Richting Zagora gaan we de Vallei van de Draa in, waar veel palmdorpen liggen. Doordat we de tragere bergroute namen, wat een paar uur langer duurde, rijden we op het laatst wel in het duister. Dat is oppassen, want de bewoners langs de route verplaatsen zich meestal te voet of op een ezel over de niet verlichte straten.

De volgende dag rijden we een stukje terug door het Draa-dal en gaan dan rechtsaf, verder oostwaarts richting Nkob en Erfoud. Het landschap gelegen achter de Hoge Atlas is kaal en rotsig met af en toe zanderige woestijn. Algerije ligt hier vlakbij. Een echt woestijnlandschap (zoals in de Sahara) zie je hier nog niet en de weg is goed te berijden.

Onderweg picknicken we midden in een leeg landschap, maar plotseling verschijnen kinderen uit een naburig gehuchtje.
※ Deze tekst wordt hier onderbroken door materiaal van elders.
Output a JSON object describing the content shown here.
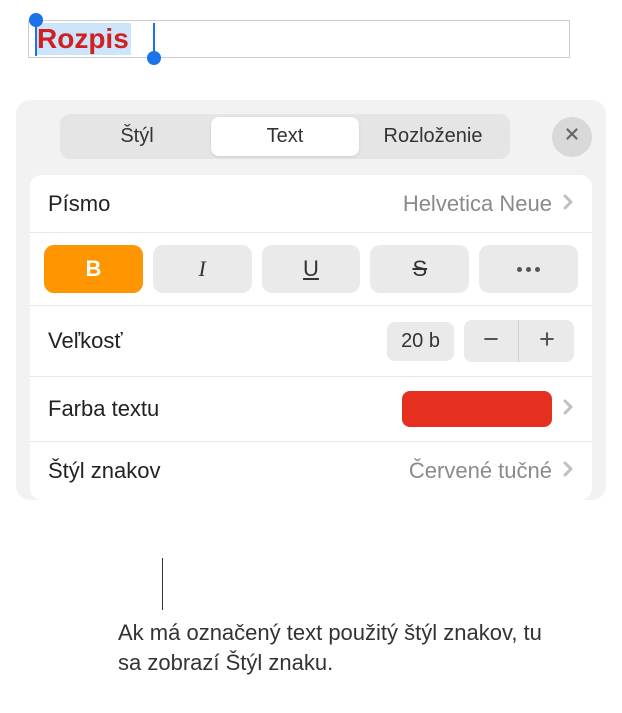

Onderweg passeren we vaker kinderen die bedelen om een pen, snoep, eten en kleding. We geven de kinderen ditmaal wat van onze stokbroden en laten het daarbij. Ze willen meer en wanneer we vertrekken dreigen ze uit teleurstelling met stenen te gooien. Later op de dag ontmoeten we in nog meer verlaten landschappen ook vriendelijker kinderen.

Halverwege kiezen we voor een binnendoor-route met de 4WD naar Tinerhir, via de moeilijk te vinden afslag linksaf in Alnif. Over rotsige heuvels en zanderige paden met plassen (het heeft veel geregend) rijden we een beetje avontuurlijk met de jeep, ook door een enkele ondiepe rivier.

Heb je de tijd (of een gewone auto) dan kun (of moet) je doorrijden voor een overnachting in Erfoud of omgeving, waar je de zandduinen van Erg Chebb kunt bezoeken. Vervolgens kun je dan naar Tinerhir, dat direct tegen de Atlas ligt.

Tinerhir is een aardige plaats in een mooie omgeving. We worden er ‘s avonds op straat aangesproken en uitgenodigd – zonder enige verplichting – een bezoek te brengen aan een Berber-vrouw die bijzondere bruidstapijten maakt.

In een straatje nabij het centrum betreden we een eenvoudige woning, waar we gastvrij worden onthaald. Een paar vrouwen bij een weefgetouw en de gastheer tonen ons in de woonwerkkamer hoe het weven gaat en schenken ons gezeten op een tapijt een glaasje thee.

Tot slot worden we naar een kamer gebracht met stapels tapijten. Zo wordt gastvrijheid gemengd met handel. Met gemengde gevoelens beleven we deze toch wel leuke kennismaking. We laten ons verleiden een mooi tapijtje te kopen.

De volgende dag maken we een prachtige rit naar de Gorge du Todra. Dit is een kloof van enkele tientallen meters breed met vrijwel loodrechte bergwanden van honderden meters hoog.

Als je wilt kun je een dagtrip maken via een bergrit over een zeer rotsige weg naar Boulmane (een halve lus) of zelfs in 2 dagen oversteken naar de noordwestkant van de Atlas. Dit is meer iets voor een groep met meerdere 4WD’s. Wegens instabiel weer kiezen wij ervoor om vanaf de Gorge weer terug te rijden naar Tinerhir en de verharde weg te vervolgen naar Boulmane (richting Ourzazate).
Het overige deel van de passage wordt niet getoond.